One home video in particular captured the Walt Disney Strike of 1941, when protests erupted due to Disney employees being mistreated. At first, the video seemingly has nothing to do with any identity, as men, women, and sometimes even children can be seen at the protest. Analyzing the video through Judith Howard’s notes on identity, we can see that the footage of the strike does not display identities based on gender or sex (although I’d be willing to bet that such discrimination was also taking place amidst the employee abuse), but rather the identities of being a Disney animator, particularly a unionized animator.
Howard’s notes on class identity, for example, show how the voices of those with less privileges, i.e. Disney animators, are not heard within the inner circle of Walt Disney and company who have the power to make change. Put simply, the footage of the Walt Disney strike puts the viewer right in the middle of two conflicting identities: the unionized animators who wished to give the overworked animator their proper dues, and the corporate heads of Disney who feared a decrease of production at a unionized Disney Studios.
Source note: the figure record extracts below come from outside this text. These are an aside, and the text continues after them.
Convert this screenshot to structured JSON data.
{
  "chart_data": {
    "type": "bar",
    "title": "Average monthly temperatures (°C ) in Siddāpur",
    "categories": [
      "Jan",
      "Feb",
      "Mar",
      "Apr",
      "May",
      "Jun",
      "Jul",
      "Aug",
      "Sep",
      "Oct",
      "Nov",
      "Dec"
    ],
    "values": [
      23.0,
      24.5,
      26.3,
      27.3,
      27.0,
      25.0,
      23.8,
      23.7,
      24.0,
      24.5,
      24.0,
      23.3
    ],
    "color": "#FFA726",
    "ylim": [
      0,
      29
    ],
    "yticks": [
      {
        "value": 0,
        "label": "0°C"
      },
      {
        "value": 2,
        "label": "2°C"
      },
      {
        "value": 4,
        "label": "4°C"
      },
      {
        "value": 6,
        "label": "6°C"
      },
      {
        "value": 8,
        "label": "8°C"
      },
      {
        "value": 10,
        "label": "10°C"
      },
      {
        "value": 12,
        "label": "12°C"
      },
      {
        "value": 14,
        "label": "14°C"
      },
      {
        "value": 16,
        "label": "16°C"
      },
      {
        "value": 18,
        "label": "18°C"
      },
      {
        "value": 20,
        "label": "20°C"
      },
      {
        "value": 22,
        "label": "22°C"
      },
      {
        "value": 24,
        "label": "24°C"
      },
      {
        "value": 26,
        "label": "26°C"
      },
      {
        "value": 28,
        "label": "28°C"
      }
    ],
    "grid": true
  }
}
The purpose of home movies lies directly in its name: they are movies that are made at home and are usually for the entertainment of those in that home. It is the same experience we go through when recording a video on our phones for personal entertainment, the slight difference being how easily we can choose to share them with others. The footage of the father swinging his child in his arms, for example, was most likely not made with the intent of it being displayed in an art museum decades later, but it shows that, essentially, nothing has changed in terms of documenting our everyday lives for the sake of posterity. However, the exhibit shows that while the main purpose of home videos may be for the entertainment of those who filmed them, the other, grander purpose of documenting what goes on in our lives may be so that future generations can see how our lives were in this particular stage of our society. That could also be the reason as to why the exhibit is called “Private Lives, Public Spaces”. The private lives of these men, women, and children are being analyzed in a public space so we can learn more about what life was like for them during a different point in time in society.
Or at least that’s what I got out of the experience, anyway.